Prilocaine: amide; metabolised to o-toluidine → oxidises haemoglobin → methaemoglobinaemia. Limit dose to <600 mg in adults; avoid in infants (limited metHb reductase), sickle cell disease, G6PD deficiency. Used in EMLA cream (eutectic mixture with lignocaine — topical for children).

comparison table of local anaesthetics: drug name, structural class (ester/amide), metabolism, pKa, onset speed, duration, and key distinguishing feature/major ADR — click to enlarge

SELF-CHECK

A surgeon plans a long peripheral nerve block for a below-knee orthopaedic procedure expected to last 3–4 hours, in a patient with known severe liver cirrhosis. Which LA is most appropriate?

A. Bupivacaine — longest duration, suitable for long procedures

B. Ropivacaine — long duration similar to bupivacaine; less cardiac toxicity; BUT amide metabolism is hepatic — reduced clearance in cirrhosis requires dose reduction and monitoring. Still preferred over bupivacaine for safety margin.

C. Procaine — ester, plasma hydrolysis, organ-independent — preferred in liver disease

D. Lignocaine — shortest amide; repeated top-ups possible; hepatic clearance is reduced in cirrhosis — accumulation risk

Reveal Answer

Answer: B. Ropivacaine — long duration similar to bupivacaine; less cardiac toxicity; BUT amide metabolism is hepatic — reduced clearance in cirrhosis requires dose reduction and monitoring. Still preferred over bupivacaine for safety margin.

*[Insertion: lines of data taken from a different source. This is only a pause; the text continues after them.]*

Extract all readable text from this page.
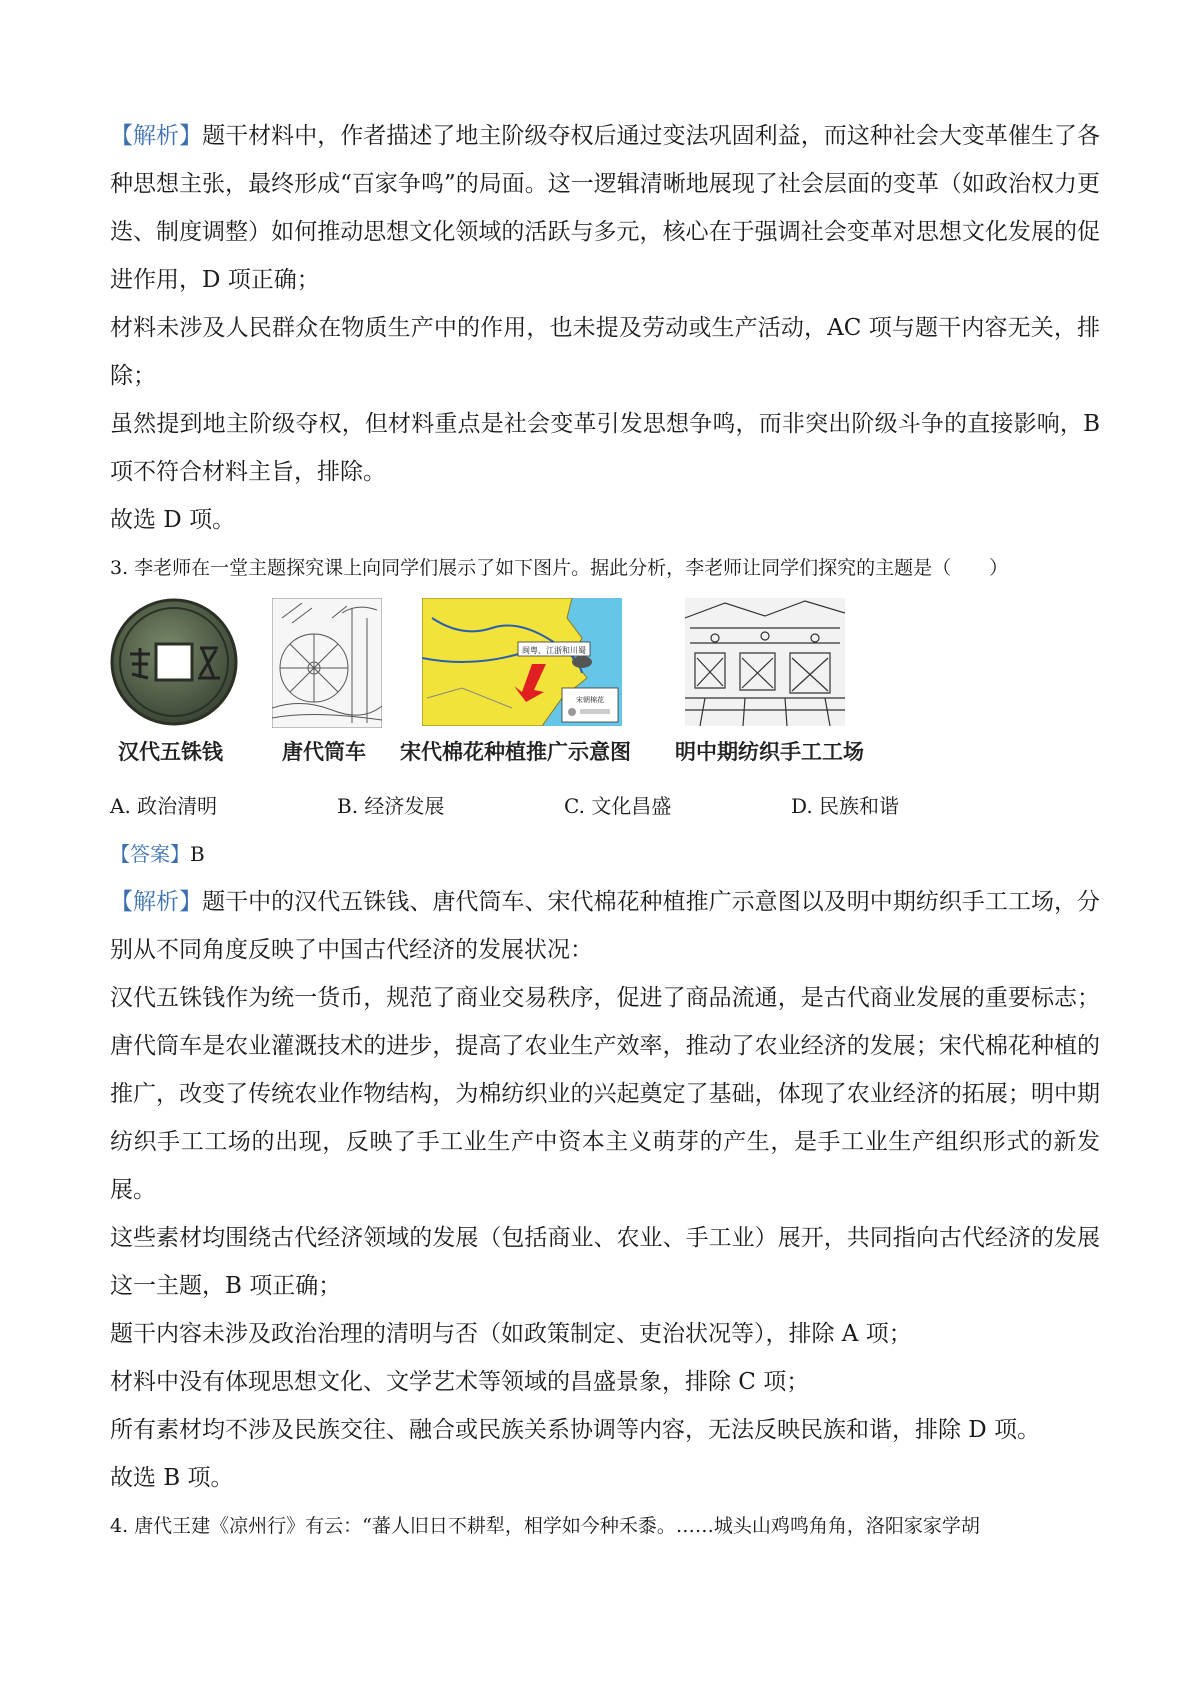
【解析】题干材料中，作者描述了地主阶级夺权后通过变法巩固利益，而这种社会大变革催生了各种思想主张，最终形成“百家争鸣”的局面。这一逻辑清晰地展现了社会层面的变革（如政治权力更迭、制度调整）如何推动思想文化领域的活跃与多元，核心在于强调社会变革对思想文化发展的促进作用，D 项正确；

材料未涉及人民群众在物质生产中的作用，也未提及劳动或生产活动，AC 项与题干内容无关，排除；

虽然提到地主阶级夺权，但材料重点是社会变革引发思想争鸣，而非突出阶级斗争的直接影响，B 项不符合材料主旨，排除。

故选 D 项。

3. 李老师在一堂主题探究课上向同学们展示了如下图片。据此分析，李老师让同学们探究的主题是（　　）

汉代五铢钱	唐代筒车
闽粤、江浙和川蜀
宋朝棉花
宋代棉花种植推广示意图 明中期纺织手工工场
A. 政治清明	B. 经济发展	C. 文化昌盛	D. 民族和谐

【答案】B

【解析】题干中的汉代五铢钱、唐代筒车、宋代棉花种植推广示意图以及明中期纺织手工工场，分别从不同角度反映了中国古代经济的发展状况：

汉代五铢钱作为统一货币，规范了商业交易秩序，促进了商品流通，是古代商业发展的重要标志；唐代筒车是农业灌溉技术的进步，提高了农业生产效率，推动了农业经济的发展；宋代棉花种植的推广，改变了传统农业作物结构，为棉纺织业的兴起奠定了基础，体现了农业经济的拓展；明中期纺织手工工场的出现，反映了手工业生产中资本主义萌芽的产生，是手工业生产组织形式的新发展。

这些素材均围绕古代经济领域的发展（包括商业、农业、手工业）展开，共同指向古代经济的发展这一主题，B 项正确；

题干内容未涉及政治治理的清明与否（如政策制定、吏治状况等），排除 A 项；

材料中没有体现思想文化、文学艺术等领域的昌盛景象，排除 C 项；

所有素材均不涉及民族交往、融合或民族关系协调等内容，无法反映民族和谐，排除 D 项。

故选 B 项。

4. 唐代王建《凉州行》有云：“蕃人旧日不耕犁，相学如今种禾黍。……城头山鸡鸣角角，洛阳家家学胡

Both bupivacaine and ropivacaine are amides requiring hepatic metabolism — both have reduced clearance in cirrhosis. However, ropivacaine's lower cardiac toxicity (less lipid solubility, less cardiac uptake) makes it the safer choice when the patient has hepatic impairment AND a long procedure requiring a potent long-acting LA. Dose reduction is appropriate in cirrhosis. Procaine is a short-acting ester unsuitable for a 3–4 hour procedure. The ester LA advantage (organ-independent hydrolysis) is real but does not help for long procedures. Lignocaine's intermediate duration would require multiple top-ups, increasing accumulation risk in cirrhosis.